Growth, cash, and a booming market
I’ve been looking closely at two of Southeast Asia’s fastest-growing tech champions: Sea and Grab. Both dominate their respective ecosystems, both are profitable or on the verge of it, and both hold strong cash positions. But as much as I like the growth stories, the valuations tell a slightly different story. These are fair businesses right now, not necessarily cheap, also not expensive, just balanced on the edge between quality and risk.
Starting with Sea, the e-commerce and digital powerhouse behind Shopee, Garena, and SeaMoney. Estimates suggest top-line growth between 20–30% for the next three years, driven by Shopee’s expansion, rising monetization, and a rapid fintech ramp-up through SeaMoney. Garena, once the group’s profit engine, is stabilizing and still provides useful cash flow. Sea holds over $8 billion in cash, which gives it breathing room and flexibility. Free cash flow is growing in the mid-double digits, and the FCF yield of roughly 3–4% looks set to expand quickly if growth stays consistent. The business is scaling beautifully, but I can’t call it cheap. At these levels, execution needs to remain flawless to justify the current multiple. In the past, growth has been suppressed and pretty much flat; now it’s reaccelerating, but everything has to go well. That’s why I believe the stock isn’t a bargain right now. However, the story might change at 10–20% cheaper.

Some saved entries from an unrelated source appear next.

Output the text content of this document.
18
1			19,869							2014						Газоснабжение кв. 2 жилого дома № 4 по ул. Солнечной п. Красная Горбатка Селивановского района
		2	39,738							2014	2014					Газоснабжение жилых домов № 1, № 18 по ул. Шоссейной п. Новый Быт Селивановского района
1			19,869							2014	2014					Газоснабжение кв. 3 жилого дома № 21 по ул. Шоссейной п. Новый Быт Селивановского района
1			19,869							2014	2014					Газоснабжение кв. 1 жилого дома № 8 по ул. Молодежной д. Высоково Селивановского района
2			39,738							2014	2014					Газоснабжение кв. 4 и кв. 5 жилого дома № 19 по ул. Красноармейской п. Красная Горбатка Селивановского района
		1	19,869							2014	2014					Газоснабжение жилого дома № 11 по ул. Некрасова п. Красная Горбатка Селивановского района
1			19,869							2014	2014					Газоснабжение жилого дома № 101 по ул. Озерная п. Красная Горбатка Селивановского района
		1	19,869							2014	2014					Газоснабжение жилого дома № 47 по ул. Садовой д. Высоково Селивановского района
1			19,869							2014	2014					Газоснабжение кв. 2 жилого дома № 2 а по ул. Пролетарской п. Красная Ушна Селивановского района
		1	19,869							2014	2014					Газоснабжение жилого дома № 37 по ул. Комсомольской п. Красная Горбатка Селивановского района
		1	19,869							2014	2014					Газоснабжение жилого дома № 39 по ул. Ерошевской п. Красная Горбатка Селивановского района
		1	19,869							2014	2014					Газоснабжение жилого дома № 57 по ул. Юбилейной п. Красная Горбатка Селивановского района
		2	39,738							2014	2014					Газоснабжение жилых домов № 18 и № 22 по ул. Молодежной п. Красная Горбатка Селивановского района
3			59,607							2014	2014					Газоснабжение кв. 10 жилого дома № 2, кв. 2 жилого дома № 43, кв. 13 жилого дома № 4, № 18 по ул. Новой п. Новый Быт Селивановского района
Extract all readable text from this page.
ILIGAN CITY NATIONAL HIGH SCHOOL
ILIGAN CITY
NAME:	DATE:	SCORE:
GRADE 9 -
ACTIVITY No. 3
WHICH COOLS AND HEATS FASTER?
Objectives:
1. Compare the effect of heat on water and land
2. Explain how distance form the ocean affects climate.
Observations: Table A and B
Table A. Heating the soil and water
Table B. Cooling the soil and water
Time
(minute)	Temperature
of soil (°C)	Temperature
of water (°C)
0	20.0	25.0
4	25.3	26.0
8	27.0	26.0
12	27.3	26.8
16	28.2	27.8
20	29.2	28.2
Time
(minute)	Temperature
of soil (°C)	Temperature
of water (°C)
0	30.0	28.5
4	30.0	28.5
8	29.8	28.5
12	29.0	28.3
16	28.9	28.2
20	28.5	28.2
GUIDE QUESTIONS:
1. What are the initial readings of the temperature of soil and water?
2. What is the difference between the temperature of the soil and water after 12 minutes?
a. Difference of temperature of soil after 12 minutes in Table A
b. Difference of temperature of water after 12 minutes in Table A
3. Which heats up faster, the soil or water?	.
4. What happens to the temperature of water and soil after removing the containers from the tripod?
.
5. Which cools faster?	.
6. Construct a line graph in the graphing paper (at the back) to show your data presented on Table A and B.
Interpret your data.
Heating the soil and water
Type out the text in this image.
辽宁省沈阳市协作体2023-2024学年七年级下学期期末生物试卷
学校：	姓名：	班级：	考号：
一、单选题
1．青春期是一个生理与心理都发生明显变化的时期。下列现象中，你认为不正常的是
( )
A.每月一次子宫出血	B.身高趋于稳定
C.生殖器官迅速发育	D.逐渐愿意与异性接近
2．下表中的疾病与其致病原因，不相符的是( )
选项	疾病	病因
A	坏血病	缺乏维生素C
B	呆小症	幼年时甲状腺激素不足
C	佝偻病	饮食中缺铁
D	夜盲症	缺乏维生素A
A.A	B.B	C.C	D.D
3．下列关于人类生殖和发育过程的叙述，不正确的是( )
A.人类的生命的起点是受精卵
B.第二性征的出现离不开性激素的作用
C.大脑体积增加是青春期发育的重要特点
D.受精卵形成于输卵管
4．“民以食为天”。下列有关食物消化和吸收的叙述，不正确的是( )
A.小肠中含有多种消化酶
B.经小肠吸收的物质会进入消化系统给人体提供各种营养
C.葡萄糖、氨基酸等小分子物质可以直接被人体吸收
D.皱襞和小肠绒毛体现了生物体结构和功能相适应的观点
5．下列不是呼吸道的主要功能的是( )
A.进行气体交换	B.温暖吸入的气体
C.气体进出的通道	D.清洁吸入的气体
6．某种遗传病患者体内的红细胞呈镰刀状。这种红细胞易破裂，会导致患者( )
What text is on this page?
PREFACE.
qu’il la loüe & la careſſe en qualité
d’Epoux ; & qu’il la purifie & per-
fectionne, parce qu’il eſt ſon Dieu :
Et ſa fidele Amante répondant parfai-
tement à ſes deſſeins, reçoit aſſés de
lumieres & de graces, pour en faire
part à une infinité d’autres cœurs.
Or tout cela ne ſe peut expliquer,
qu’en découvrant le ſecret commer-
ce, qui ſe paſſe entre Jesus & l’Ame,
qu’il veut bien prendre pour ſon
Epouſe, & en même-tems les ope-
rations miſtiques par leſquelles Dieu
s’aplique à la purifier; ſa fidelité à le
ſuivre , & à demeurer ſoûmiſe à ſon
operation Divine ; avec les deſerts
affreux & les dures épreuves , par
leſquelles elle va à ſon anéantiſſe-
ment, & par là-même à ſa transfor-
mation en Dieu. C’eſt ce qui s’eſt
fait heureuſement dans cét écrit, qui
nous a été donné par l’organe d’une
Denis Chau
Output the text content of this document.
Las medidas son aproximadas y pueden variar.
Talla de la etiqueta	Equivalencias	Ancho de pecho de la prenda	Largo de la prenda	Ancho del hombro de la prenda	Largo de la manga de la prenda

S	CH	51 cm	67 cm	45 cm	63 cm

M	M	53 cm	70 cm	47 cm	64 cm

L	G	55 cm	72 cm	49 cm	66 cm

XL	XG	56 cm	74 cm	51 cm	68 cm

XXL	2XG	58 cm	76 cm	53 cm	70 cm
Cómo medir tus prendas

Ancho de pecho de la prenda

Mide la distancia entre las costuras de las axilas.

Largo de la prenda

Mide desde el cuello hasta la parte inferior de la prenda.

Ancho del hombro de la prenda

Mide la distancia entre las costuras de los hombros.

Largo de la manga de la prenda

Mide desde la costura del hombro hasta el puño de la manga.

Then there’s Grab, Southeast Asia’s well-known “superapp.” Mobility, deliveries, and financial services are all doing pretty well. The company is what you get when you put Uber and Amazon together, then place it somewhere in Asia. Revenue is growing about 20% year over year, the company has close to $5 billion in cash, and free cash flow has turned positive with improving margins. On paper, it’s a very similar story to Sea: high growth, expanding profitability, and an FCF yield around 3%. The difference is that Grab feels very similar, but less compelling based on financials, even though the story is exciting.
Sea offers more upside thanks to its successful multi-segment business model and faster scaling, outperforming Grab mainly on valuation and financials. Both are fairly valued, not screaming buys, but still worth watching for those occasional deep pullbacks that are common in EM growth names. Just consider that Grab already traded around $3.60, and it can move very fast in those regions.
I’m keeping both on my radar. The fundamentals are very interesting, with strong balance sheets, clear growth, and rapidly improving cash flows, but I’d rather wait for the market to give me a better entry. Growth is fantastic, yes, but fair is not cheap, and patience could be key here.